Red Dawn does not contain many non-white faces, which has led to the accusations of racism, but the still American West of the 1980s didn’t contain many either. With a (presumably) Mexican-American father executed by the Reds, a black teacher serving as the Crispus Attucks of the occupation, the son of the martyred Mexican a Wolverine who dies at the side of Lt. Col. Tanner, and the Cuban occupiers portrayed sympathetically, it’s hard to argue that Milius was being deliberately racist. The only reference to racial genocide comes from a Russian colonel, who argues that the Americans must all be killed like animals, just like “in Afghanistan.” The film is of course institutionally racist because it shows a mostly white America filled with mostly noble white people fighting in defense of their mostly white families.

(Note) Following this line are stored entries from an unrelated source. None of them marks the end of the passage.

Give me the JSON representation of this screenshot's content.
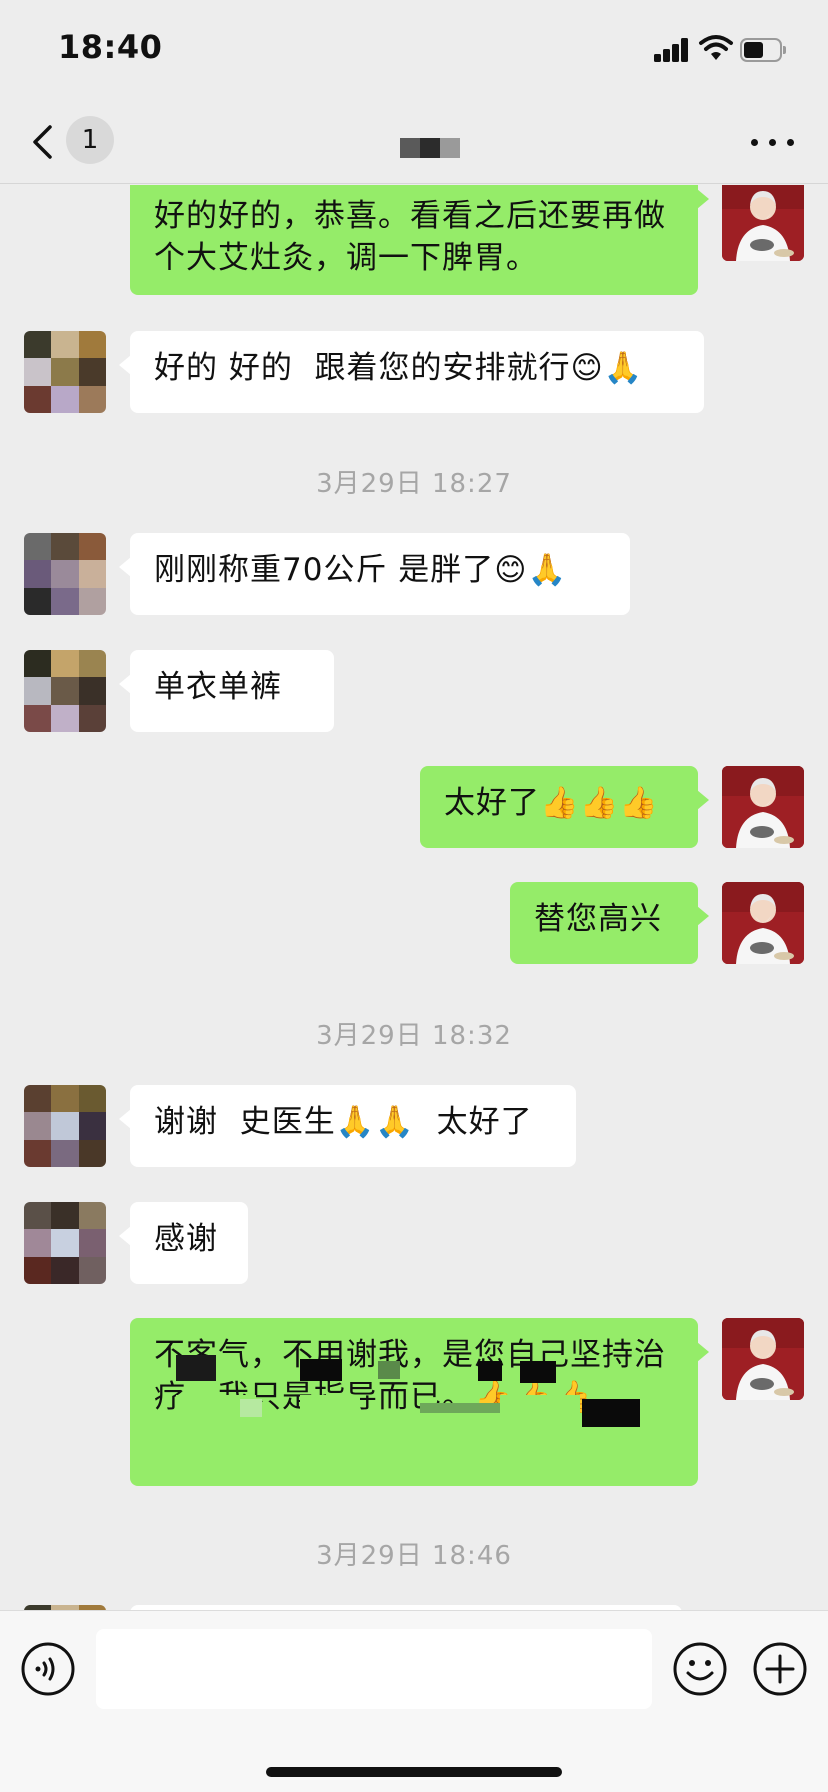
{
  "status_bar": {
    "time": "18:40",
    "battery_level": 0.55
  },
  "nav": {
    "unread_count": "1",
    "title": ""
  },
  "messages": {
    "m1": "好的好的，恭喜。看看之后还要再做个大艾灶灸，调一下脾胃。",
    "m2": "好的 好的  跟着您的安排就行😊🙏",
    "t1": "3月29日 18:27",
    "m3": "刚刚称重70公斤 是胖了😊🙏",
    "m4": "单衣单裤",
    "m5": "太好了👍👍👍",
    "m6": "替您高兴",
    "t2": "3月29日 18:32",
    "m7": "谢谢  史医生🙏🙏  太好了",
    "m8": "感谢",
    "m9": "不客气，不用谢我，是您自己坚持治疗，我只是指导而已。👍👍👍",
    "t3": "3月29日 18:46"
  },
  "input": {
    "placeholder": ""
  },
  "icons": {
    "back": "chevron-left-icon",
    "more": "more-horizontal-icon",
    "voice": "voice-icon",
    "emoji": "emoji-icon",
    "plus": "plus-icon"
  },
  "colors": {
    "bubble_self": "#95ec69",
    "bubble_other": "#ffffff",
    "background": "#ededed",
    "doctor_avatar": "#9e1f24"
  }
}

A progressive film would have showed them greeting the Cubans and Nicaraguans as liberators and begging their forgiveness for slavery, oppression of the Indians and the existence of the United Fruit Company.

Red Dawn was the product of a still existing American nation. It attempted to capture the spirit of the “real America” but echoed deeper Traditionalist themes. Whatever the jokes or sneers of critics predisposed to hate the film’s message, Red Dawn stands up remarkably well, especially compared to most of the other products of the irony-free 1980s. While reflecting its times, it’s also timeless.